Aqua takes the security and privacy of its customers and data seriously. Through a variety of technical and process controls, we ensure the absolute strictest security policies.


TABLE OF CONTENTS


Security overview

Aqua takes every effort to safeguard your data when using our product. Beginning with data storage, only the information required to use the product is collected and stored. Data is transmitted and stored in a secure, encrypted manner, and can only be accessed by authorized Aqua personnel on a need-to-know basis. Aqua also undergoes an annual pentest and, ISO 27001 and SOC 2 Type II certification processes.


Certification

Aqua is ISO 27001 and SOC 2 Type II certified and undergoes annual recertification and pentest by an accredited third-party provider. To know more about these certifications, see the Compliance page.


Data collection

Aqua only saves data that is necessary to deliver the product and feature set to end-users. In the context of its features, this data includes:

  • User email address and hashed passwords
  • (If used) SAML configuration data for SSO login
  • IP addresses and user agents of users connecting to the SaaS interface or APIs
  • Cloud account read-only connection details
  • (For CSPM) Cloud account configuration metadata (but never the details of the contents within the cloud resources)
  • (For Image Scanning) the image vulnerability findings and image details


Payment data

If you pay Aqua for a paid plan via credit card, the payment information is not saved, processed, or even seen by Aqua servers. Aqua uses Stripe, a third-party, PCI-compliant, and the accredited payment processor to handle all billing information.


Cloud provider usage

Aqua is hosted in Amazon Web Services, and stores data in its us-east-1 (Northern Virginia) datacenter.


Cloud account connections

When connecting to your cloud accounts, Aqua uses a third-party read-only role or application. This role provides visibility into the configuration of your cloud resources, but not the contents within them.


For some optional features (such as automated Remediations), Aqua will deploy an additional write-level role that is restricted to specific resources or API calls. Read more about the security of this feature.


Data processing and storage

All data that is collected from the cloud provider connection is encrypted at rest when stored, and in transit at all phases of the transmission process (i.e. from user to API server, API server to database, etc.).
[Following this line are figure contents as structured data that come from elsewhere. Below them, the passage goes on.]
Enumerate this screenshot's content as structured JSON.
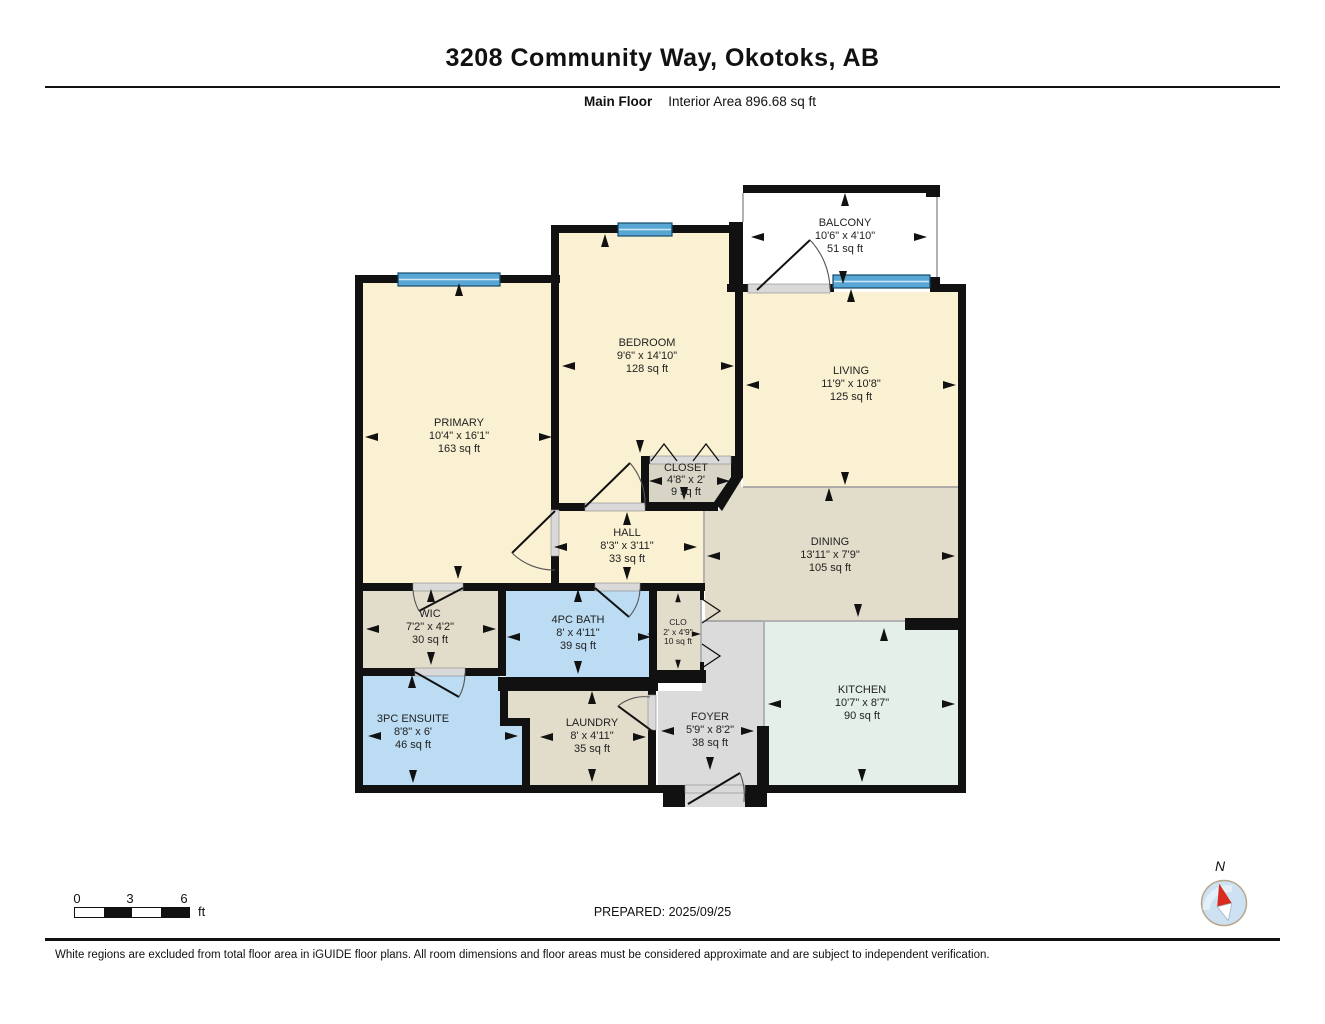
{
  "header": {
    "title": "3208 Community Way, Okotoks, AB",
    "floor_label": "Main Floor",
    "area_label": "Interior Area 896.68 sq ft"
  },
  "rooms": [
    {
      "name": "PRIMARY",
      "dims": "10'4\" x 16'1\"",
      "area": "163 sq ft"
    },
    {
      "name": "BEDROOM",
      "dims": "9'6\" x 14'10\"",
      "area": "128 sq ft"
    },
    {
      "name": "LIVING",
      "dims": "11'9\" x 10'8\"",
      "area": "125 sq ft"
    },
    {
      "name": "BALCONY",
      "dims": "10'6\" x 4'10\"",
      "area": "51 sq ft"
    },
    {
      "name": "CLOSET",
      "dims": "4'8\" x 2'",
      "area": "9 sq ft"
    },
    {
      "name": "HALL",
      "dims": "8'3\" x 3'11\"",
      "area": "33 sq ft"
    },
    {
      "name": "DINING",
      "dims": "13'11\" x 7'9\"",
      "area": "105 sq ft"
    },
    {
      "name": "WIC",
      "dims": "7'2\" x 4'2\"",
      "area": "30 sq ft"
    },
    {
      "name": "4PC BATH",
      "dims": "8' x 4'11\"",
      "area": "39 sq ft"
    },
    {
      "name": "CLO",
      "dims": "2' x 4'9\"",
      "area": "10 sq ft"
    },
    {
      "name": "KITCHEN",
      "dims": "10'7\" x 8'7\"",
      "area": "90 sq ft"
    },
    {
      "name": "3PC ENSUITE",
      "dims": "8'8\" x 6'",
      "area": "46 sq ft"
    },
    {
      "name": "LAUNDRY",
      "dims": "8' x 4'11\"",
      "area": "35 sq ft"
    },
    {
      "name": "FOYER",
      "dims": "5'9\" x 8'2\"",
      "area": "38 sq ft"
    }
  ],
  "footer": {
    "scale": {
      "tick0": "0",
      "tick1": "3",
      "tick2": "6",
      "unit": "ft"
    },
    "prepared": "PREPARED: 2025/09/25",
    "compass_label": "N",
    "disclaimer": "White regions are excluded from total floor area in iGUIDE floor plans. All room dimensions and floor areas must be considered approximate and are subject to independent verification."
  },
  "colors": {
    "room_cream": "#FAF1D2",
    "room_beige": "#E2DCCA",
    "room_closet": "#D9D5C6",
    "room_blue": "#BBDCF2",
    "room_mint": "#E3EFE8",
    "room_grey": "#DBDBDB",
    "window_blue": "#58A6D4",
    "wall": "#111111"
  }
}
Data is encrypted at rest in all places it is stored (database, S3 buckets, etc).


Data deletion

Data that is not required by the Aqua is disposed of quickly. For example, when performing cloud security scans, some API responses contain data that is not used by the scan. This is simply an artifact of how the cloud provider APIs work. Aqua processes the scan data, saves what is relevant to the scan, and permanently deletes the remaining data within 36 hours.


Logging and auditing

Aqua has extensive API and activity logging that records all activity within your account, by users, admins, or Aqua administrators. This data is saved for at least 365 days for auditing purposes.


Within your Aqua account, you can also access audit logs for user activity and the write-level activity performed by your users and API keys.


"Bring Your Own Key" encryption

Aqua supports the ability to "bring your own" bucket and KMS key for users who want their scan details separately stored and encrypted from the multi-tenant bucket owned by Aqua.


Uptime status

Uptime status for the last 90 days is publicly available for review.